Exploratory testing alongside automation
Charters, time-boxes, observed defect rates. The structured discipline that finds the bugs automation never catches — UX issues, unexpected combinations, real-world data quirks.
Automated tests verify what you know to test for. Exploratory testing finds what you didn't. Despite the dominance of automation in modern QA practice, exploratory testing remains the most efficient way to discover the bugs that no automated test would have caught — UX problems, unexpected combinations, real-world data quirks, performance regressions in edge conditions.
The fix isn't to do less automation. It's to do explicit exploratory sessions alongside automation, with charters, time-boxes, and observed defect rates that show whether the practice is earning its keep.

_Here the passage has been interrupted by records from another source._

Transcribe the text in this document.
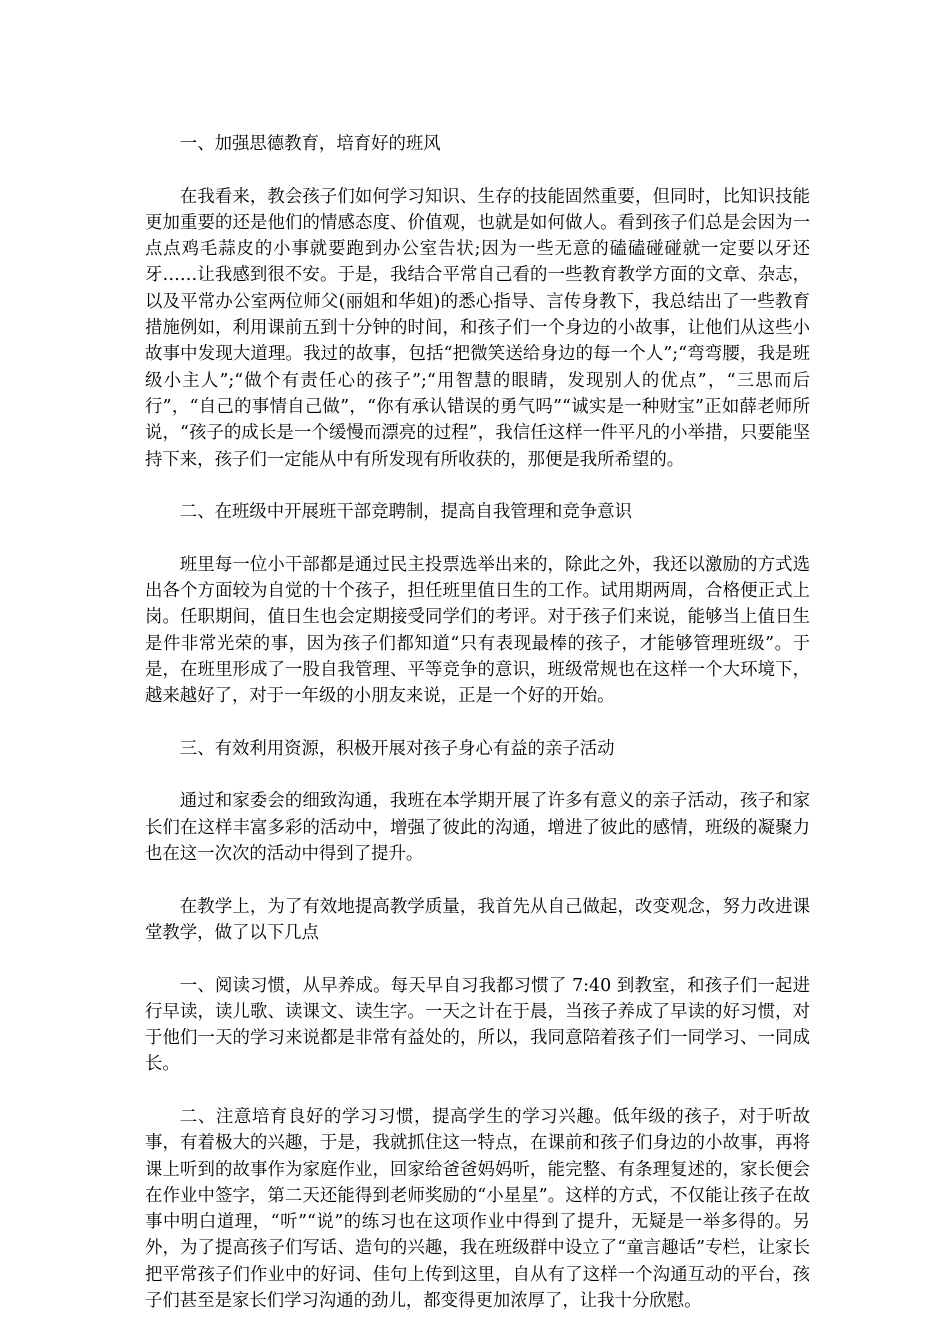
一、加强思德教育，培育好的班风

在我看来，教会孩子们如何学习知识、生存的技能固然重要，但同时，比知识技能更加重要的还是他们的情感态度、价值观，也就是如何做人。看到孩子们总是会因为一点点鸡毛蒜皮的小事就要跑到办公室告状;因为一些无意的磕磕碰碰就一定要以牙还牙……让我感到很不安。于是，我结合平常自己看的一些教育教学方面的文章、杂志，以及平常办公室两位师父(丽姐和华姐)的悉心指导、言传身教下，我总结出了一些教育措施例如，利用课前五到十分钟的时间，和孩子们一个身边的小故事，让他们从这些小故事中发现大道理。我过的故事，包括“把微笑送给身边的每一个人”;“弯弯腰，我是班级小主人”;“做个有责任心的孩子”;“用智慧的眼睛，发现别人的优点”，“三思而后行”，“自己的事情自己做”，“你有承认错误的勇气吗”“诚实是一种财宝”正如薛老师所说，“孩子的成长是一个缓慢而漂亮的过程”，我信任这样一件平凡的小举措，只要能坚持下来，孩子们一定能从中有所发现有所收获的，那便是我所希望的。

二、在班级中开展班干部竞聘制，提高自我管理和竞争意识

班里每一位小干部都是通过民主投票选举出来的，除此之外，我还以激励的方式选出各个方面较为自觉的十个孩子，担任班里值日生的工作。试用期两周，合格便正式上岗。任职期间，值日生也会定期接受同学们的考评。对于孩子们来说，能够当上值日生是件非常光荣的事，因为孩子们都知道“只有表现最棒的孩子，才能够管理班级”。于是，在班里形成了一股自我管理、平等竞争的意识，班级常规也在这样一个大环境下，越来越好了，对于一年级的小朋友来说，正是一个好的开始。

三、有效利用资源，积极开展对孩子身心有益的亲子活动

通过和家委会的细致沟通，我班在本学期开展了许多有意义的亲子活动，孩子和家长们在这样丰富多彩的活动中，增强了彼此的沟通，增进了彼此的感情，班级的凝聚力也在这一次次的活动中得到了提升。

在教学上，为了有效地提高教学质量，我首先从自己做起，改变观念，努力改进课堂教学，做了以下几点

一、阅读习惯，从早养成。每天早自习我都习惯了 7:40 到教室，和孩子们一起进行早读，读儿歌、读课文、读生字。一天之计在于晨，当孩子养成了早读的好习惯，对于他们一天的学习来说都是非常有益处的，所以，我同意陪着孩子们一同学习、一同成长。

二、注意培育良好的学习习惯，提高学生的学习兴趣。低年级的孩子，对于听故事，有着极大的兴趣，于是，我就抓住这一特点，在课前和孩子们身边的小故事，再将课上听到的故事作为家庭作业，回家给爸爸妈妈听，能完整、有条理复述的，家长便会在作业中签字，第二天还能得到老师奖励的“小星星”。这样的方式，不仅能让孩子在故事中明白道理，“听”“说”的练习也在这项作业中得到了提升，无疑是一举多得的。另外，为了提高孩子们写话、造句的兴趣，我在班级群中设立了“童言趣话”专栏，让家长把平常孩子们作业中的好词、佳句上传到这里，自从有了这样一个沟通互动的平台，孩子们甚至是家长们学习沟通的劲儿，都变得更加浓厚了，让我十分欣慰。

What exploratory testing actually is
Exploratory testing is structured, time-boxed investigation of an area of the application with the explicit goal of finding defects automation wouldn't catch. It's not "click around and see if anything breaks" — that's ad-hoc testing, which produces low signal and no learning.
The structured version has four components:
- A charter: a 1-2 sentence statement of what's being explored and why. "Investigate the new bulk-import flow with adversarial inputs to find data-validation gaps."
- A time-box: typically 60-120 minutes. Long enough to dig in; short enough to maintain focus.
- An exploration approach: usually a heuristic (boundary values, illegal inputs, sequence violations, race conditions, accessibility-only navigation).
- A session report: what was tested, what was found, what was learned, what should be investigated further.
The output of a session is typically: 2-5 defects filed, 1-2 follow-up areas identified, and 0-2 improvements to the automated test suite (where the session revealed gaps that automation should have caught).
When exploratory pays off
Exploratory has the highest ROI in these situations:
- New feature areas where automation hasn't caught up. The first 2-3 sessions on a new feature typically find 5-10 defects that automation alone would have missed.
- Pre-release verification of high-stakes flows. Payment, authentication, data migration. Automation catches most regressions; exploratory catches the UX issues automation doesn't notice ("the form works but it's confusing").
- Investigating customer-reported issues. A customer says "the import doesn't work for me" and you can't reproduce. Exploratory testing with the customer's data shape is faster than guessing.
- AI-generated code review. AI-assisted code generation has expanded the surface area of changes per sprint; exploratory testing helps catch the failure modes AI introduces (plausible-but-wrong patterns, hallucinated edge case handling).
Exploratory has lower ROI for:
- Stable areas with extensive automation. The marginal defect-find rate is low; the team's time is better spent elsewhere.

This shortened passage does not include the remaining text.